Hoher Besuch aus dem Bundesministerium für Wirtschaft und Arbeit bei der Unternehmensgruppe Frauenrath.

Ministerialdirigent Ulrich Becker und Matthias Vahlbruch, Referat III - Bauwirtschaft, nahmen den Abschlussbericht des Forschungsprojektes AF 2010 in Heinsberg in Empfang.

Auf den Tag genau vor einem Jahr startete das Projekt, das mit der Initiative „Neue Qualität der Arbeit” des Ministeriums in Verbindung steht.

Repräsentativ für die gesamte deutsche Wirtschaft qualifizierten sich sechs Institutionen bzw. Unternehmen aus unterschiedlichen Bereichen über eine bundesweite Ausschreibung, um mit Unterstützung externer Partner (u.a. die AOK Heinsberg) Leitvorstellungen zu entwickeln, wie die Arbeit von morgen besser auf die Bedürfnisse und Fähigkeiten der Menschen angepasst werden kann.

Dabei arbeiten Arbeitgeber und Arbeitnehmer Hand in Hand. Gesundheit und Qualifikation, Motivation, Kreativität und Innovation stehen im Mittelpunkt.
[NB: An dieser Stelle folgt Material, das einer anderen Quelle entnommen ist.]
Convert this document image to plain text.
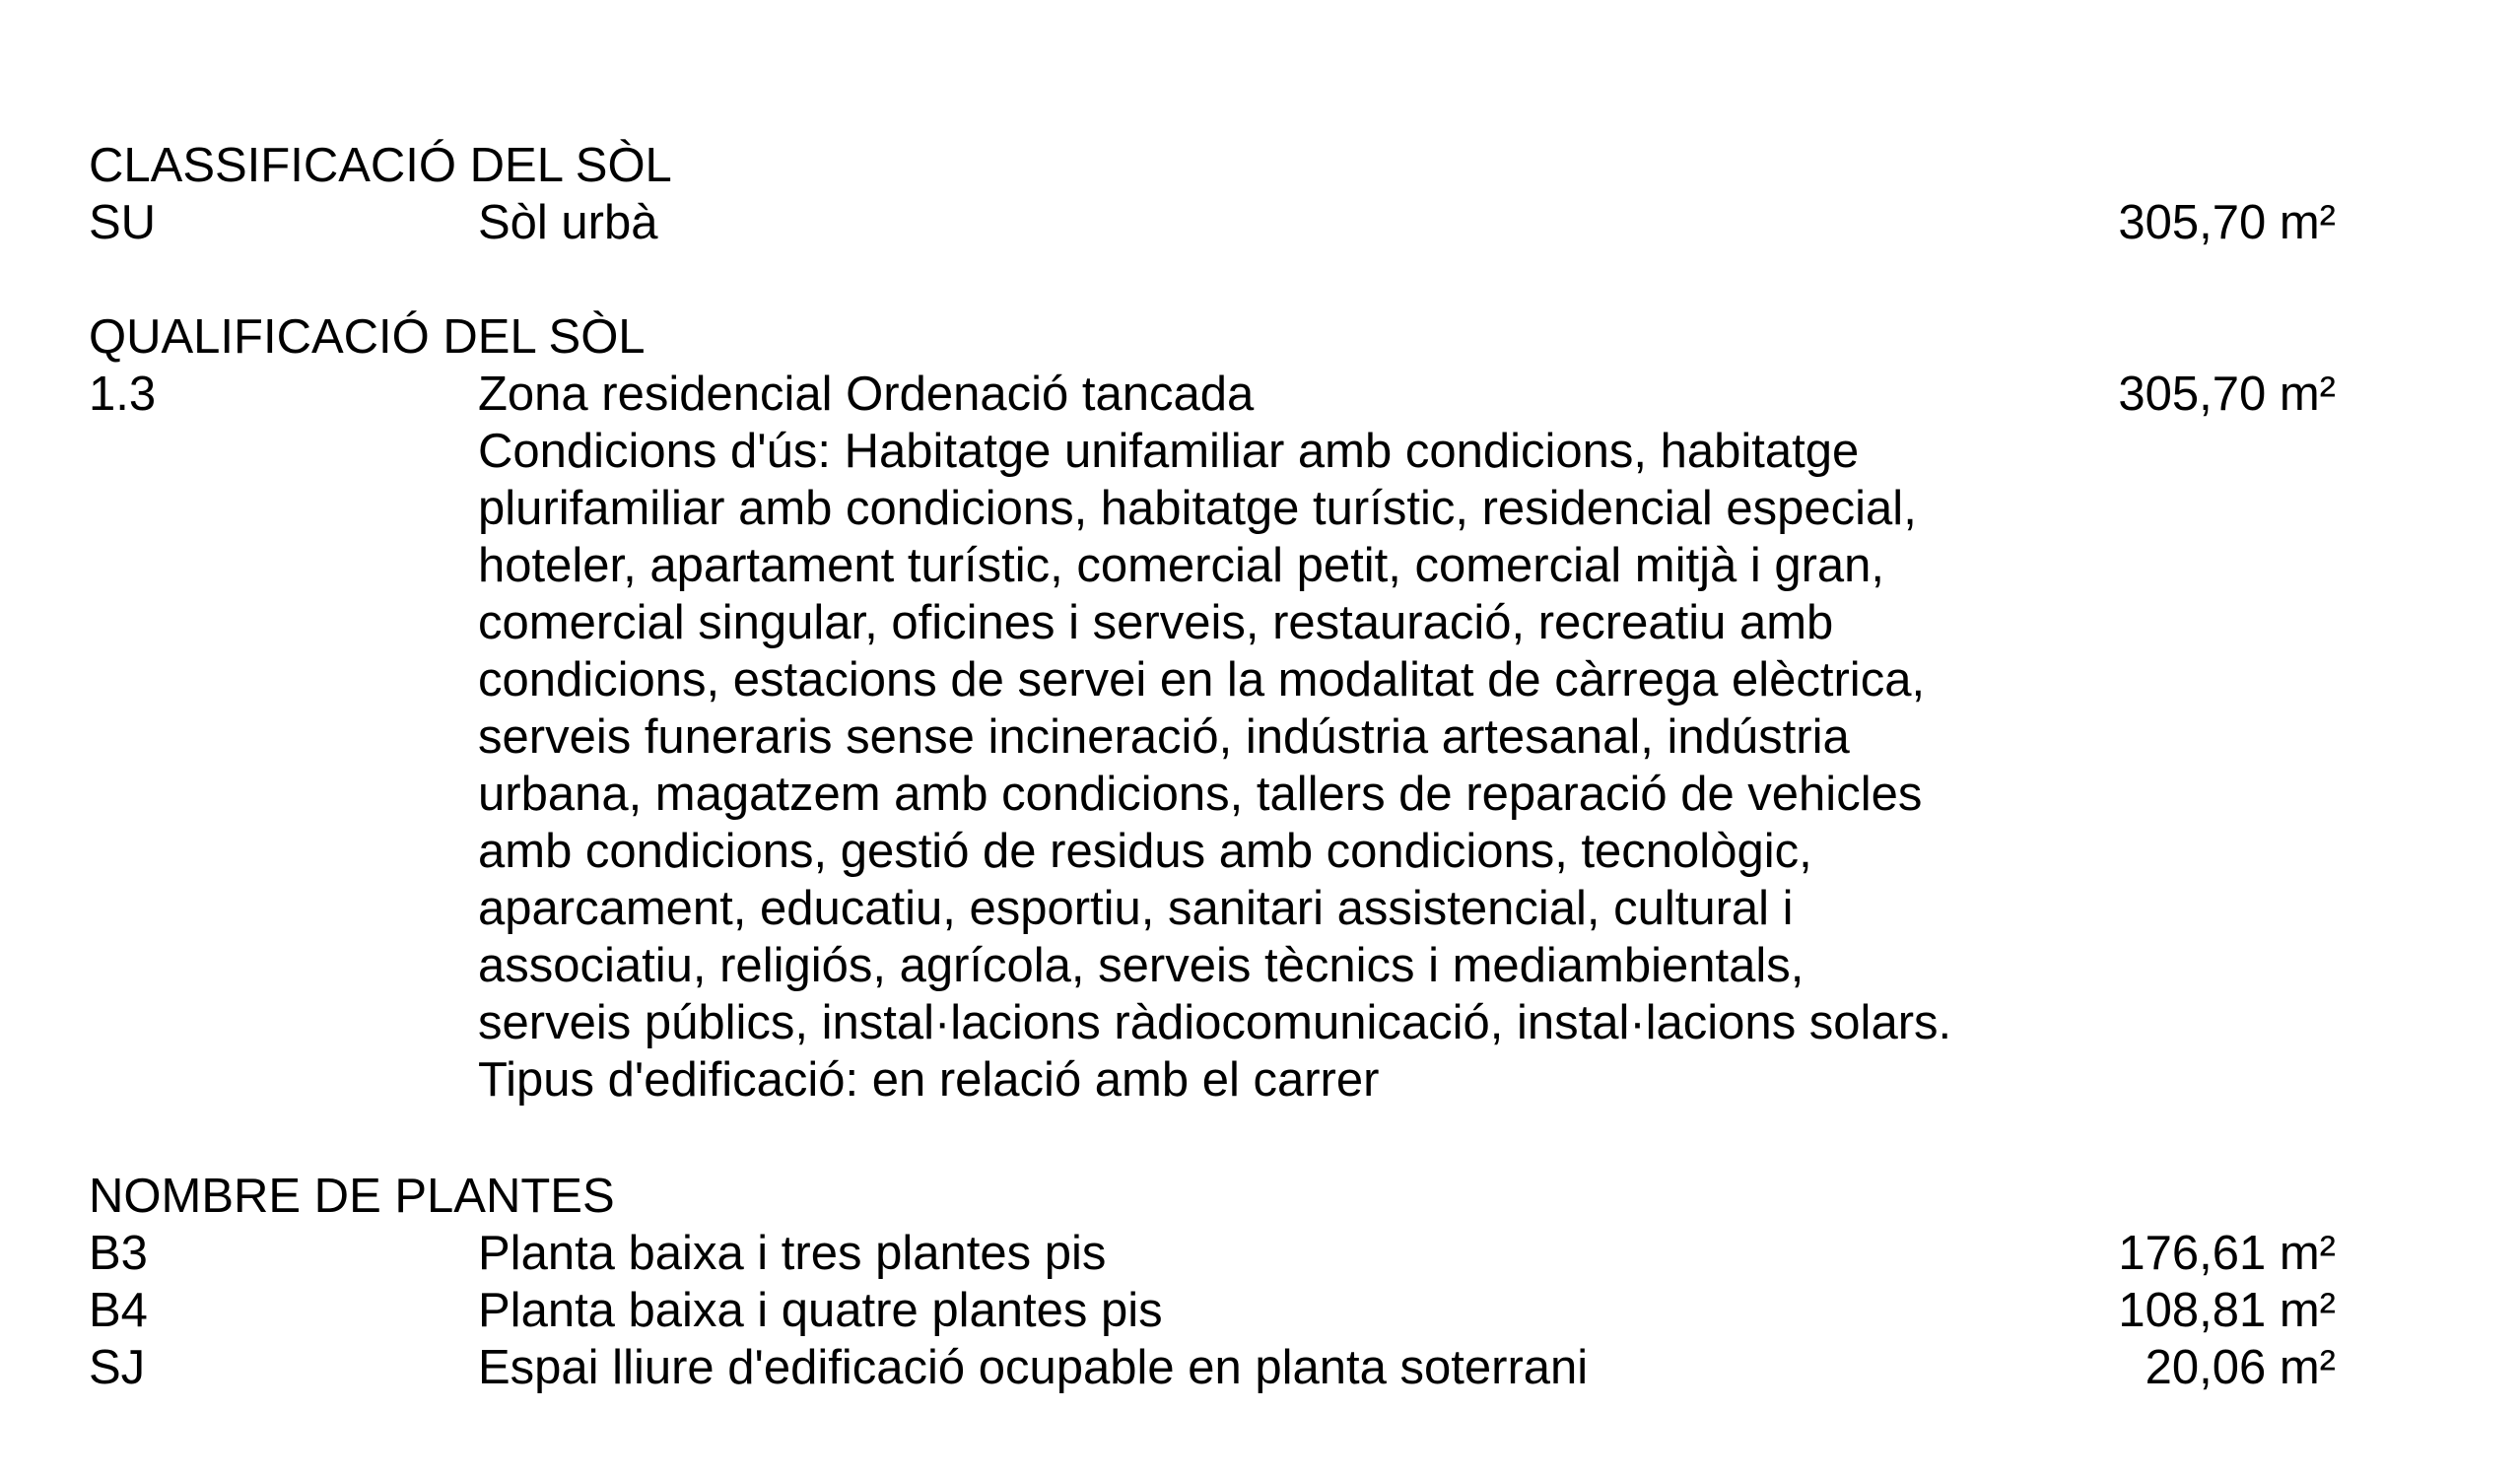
CLASSIFICACIÓ DEL SÒL
SU	Sòl urbà	305,70 m²
QUALIFICACIÓ DEL SÒL
1.3	Zona residencial Ordenació tancada	305,70 m²
Condicions d'ús: Habitatge unifamiliar amb condicions, habitatge
plurifamiliar amb condicions, habitatge turístic, residencial especial,
hoteler, apartament turístic, comercial petit, comercial mitjà i gran,
comercial singular, oficines i serveis, restauració, recreatiu amb
condicions, estacions de servei en la modalitat de càrrega elèctrica,
serveis funeraris sense incineració, indústria artesanal, indústria
urbana, magatzem amb condicions, tallers de reparació de vehicles
amb condicions, gestió de residus amb condicions, tecnològic,
aparcament, educatiu, esportiu, sanitari assistencial, cultural i
associatiu, religiós, agrícola, serveis tècnics i mediambientals,
serveis públics, instal·lacions ràdiocomunicació, instal·lacions solars.
Tipus d'edificació: en relació amb el carrer
NOMBRE DE PLANTES
B3	Planta baixa i tres plantes pis	176,61 m²
B4	Planta baixa i quatre plantes pis	108,81 m²
SJ	Espai lliure d'edificació ocupable en planta soterrani	20,06 m²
Neu war in diesem Fall, dass, umgekehrt zu vergleichbaren Vorhaben in der Vergangenheit, die Beschäftigten bei der Gestaltung ihrer zukünftigen Arbeitswelt einbezogen wurden.

Mehr als 60 aller Frauenrath-Mitarbeiter beteiligten sich mit Unterstützung externer Fachleute an dem Projekt. Das Ergebnis kann sich sehen lassen.
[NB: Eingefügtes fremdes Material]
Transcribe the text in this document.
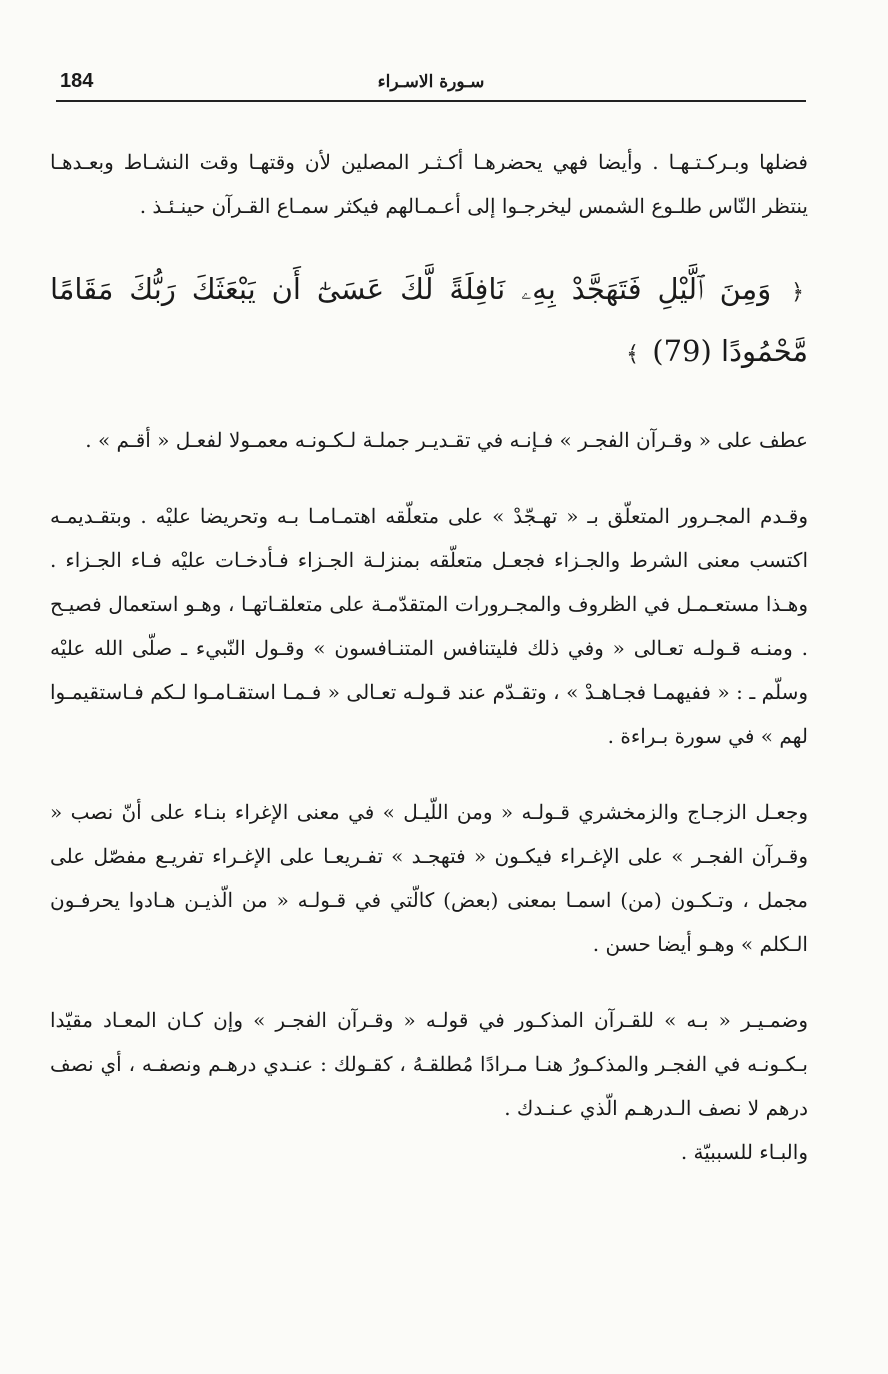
184	سـورة الاسـراء

فضلها وبـركـتـهـا . وأيضا فهي يحضرهـا أكـثـر المصلين لأن وقتهـا وقت النشـاط وبعـدهـا ينتظر النّاس طلـوع الشمس ليخرجـوا إلى أعـمـالهم فيكثر سمـاع القـرآن حينـئـذ .

﴿ وَمِنَ ٱلَّيْلِ فَتَهَجَّدْ بِهِۦ نَافِلَةً لَّكَ عَسَىٰٓ أَن يَبْعَثَكَ رَبُّكَ مَقَامًا مَّحْمُودًا (79) ﴾

عطف على « وقـرآن الفجـر » فـإنـه في تقـديـر جملـة لـكـونـه معمـولا لفعـل « أقـم » .

وقـدم المجـرور المتعلّق بـ « تهـجّدْ » على متعلّقه اهتمـامـا بـه وتحريضا عليْه . وبتقـديمـه اكتسب معنى الشرط والجـزاء فجعـل متعلّقه بمنزلـة الجـزاء فـأدخـات عليْه فـاء الجـزاء . وهـذا مستعـمـل في الظروف والمجـرورات المتقدّمـة على متعلقـاتهـا ، وهـو استعمال فصيـح . ومنـه قـولـه تعـالى « وفي ذلك فليتنافس المتنـافسون » وقـول النّبيء ـ صلّى الله عليْه وسلّم ـ : « ففيهمـا فجـاهـدْ » ، وتقـدّم عند قـولـه تعـالى « فـمـا استقـامـوا لـكم فـاستقيمـوا لهم » في سورة بـراءة .

وجعـل الزجـاج والزمخشري قـولـه « ومن اللّيـل » في معنى الإغراء بنـاء على أنّ نصب « وقـرآن الفجـر » على الإغـراء فيكـون « فتهجـد » تفـريعـا على الإغـراء تفريـع مفصّل على مجمل ، وتـكـون (من) اسمـا بمعنى (بعض) كالّتي في قـولـه « من الّذيـن هـادوا يحرفـون الـكلم » وهـو أيضا حسن .

وضمـيـر « بـه » للقـرآن المذكـور في قولـه « وقـرآن الفجـر » وإن كـان المعـاد مقيّدا بـكـونـه في الفجـر والمذكـورُ هنـا مـرادًا مُطلقـهُ ، كقـولك : عنـدي درهـم ونصفـه ، أي نصف درهم لا نصف الـدرهـم الّذي عـنـدك .

والبـاء للسببيّة .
Auf 208 Seiten dokumentiert der Abschlussbericht Vorschläge, die die Arbeitswelt den Bedingungen der Zukunft anpassen sollen.
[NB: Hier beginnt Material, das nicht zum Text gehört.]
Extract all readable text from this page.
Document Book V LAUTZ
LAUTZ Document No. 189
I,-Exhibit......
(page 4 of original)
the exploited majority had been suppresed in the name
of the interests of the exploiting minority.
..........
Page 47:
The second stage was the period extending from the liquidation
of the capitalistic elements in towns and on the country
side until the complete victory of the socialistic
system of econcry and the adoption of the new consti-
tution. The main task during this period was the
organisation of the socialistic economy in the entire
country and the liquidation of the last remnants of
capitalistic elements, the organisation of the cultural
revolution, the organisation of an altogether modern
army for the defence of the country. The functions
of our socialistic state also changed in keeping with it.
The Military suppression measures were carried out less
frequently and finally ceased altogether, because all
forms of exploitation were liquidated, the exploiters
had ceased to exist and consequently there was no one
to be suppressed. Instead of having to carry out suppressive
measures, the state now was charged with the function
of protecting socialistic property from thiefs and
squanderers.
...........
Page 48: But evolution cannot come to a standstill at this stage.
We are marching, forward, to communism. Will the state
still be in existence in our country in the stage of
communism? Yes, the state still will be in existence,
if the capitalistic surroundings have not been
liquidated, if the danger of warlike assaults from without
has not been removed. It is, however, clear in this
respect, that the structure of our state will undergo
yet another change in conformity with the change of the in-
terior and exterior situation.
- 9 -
Arndt Frauenrath begrüßte die Vertreter des Ministeriums und versäumte es nicht, als Präsident des Zentralverbandes des Deutschen Baugewerbes darauf hinzuweisen, dass die Probleme der Bauwirtschaft in der Gegenwart - und hier vor allem die des Mittelstandes - zunächst auch von den Politikern gelöst werden müssten, bevor die Gestaltung der Zukunft in Angriff genommen werden könnte. Immerhin müsse in diesem Jahr nochmals mit dem Verlust von 30 bis 40 000 Arbeitsplätzen in der deutschen Baubranche gerechnet werden.

„Insolvenzen häufen sich in der Gegenwart beängstigend, und auch gesunde Unternehmen stellen fest, dass der Wettbewerb äußerst hart geworden ist”, bemerkte er in diesem Zusammenhang.

Der Betriebsratsvorsitzende der Bauunternehmung Frauenrath, Rudi Clemens, erklärte, dass bereits jeder dritte Arbeitnehmer am Bau ohne Job sei - insgesamt über 380 000 Beschäftigte. Dieser Tendenz müsse Einhalt geboten werden.

Er wies aber auch mit Nachdruck darauf hin: „Sowohl Arbeitgeber als auch Arbeitnehmer dürfen nichts unversucht lassen, um den vorzeitigen gesundheitlichen Verschleiß der Menschen am Bau zu verhindern. Es geht nicht an, dass die erfahrenen Kollegen mit knapp über 50 Lebensjahren krankheitsbedingt aus dem Arbeitsleben ausscheiden.”

Gabriele Bautz, die als Leiterin der Personalabteilung neben dem Betriebsratsvorsitzenden die Verantwortung für AF 2010 bei Frauenrath trägt, erklärte: „Mitbestimmung und Beteiligung der Beschäftigten am Arbeitsprozess sind in der Zukunft nicht mehr wegzudenken, aber beides funktioniert nur, wenn eine vertrauensvolle Zusammenarbeit zwischen Geschäftsleitung und Belegschaft gegeben ist und die Qualifizierung der Beschäftigten ausreicht, um Verantwortung übernehmen zu können.”

Ministerialdirigent Ulrich Becker lobte das diesbezügliche Engagement der Unternehmensgruppe: „Sicher wären die Veränderungen in der Arbeitswelt einfacher zu erreichen, wenn es viele Unternehmen wie Frauenrath gäbe, wo Eigeninitiative auf allen Ebenen gefördert wird, Gesundheitsschutz kein Fremdwort ist und Aus- und Fortbildung und damit Qualifizierung der Mitarbeiter sehr ernst genommen wird. Wir müssen alles daransetzen, dieses Ziel zu erreichen. Deshalb hat die ,Neue Qualität der Arbeit in unserem Ministerium einen sehr hohen Stellenwert.”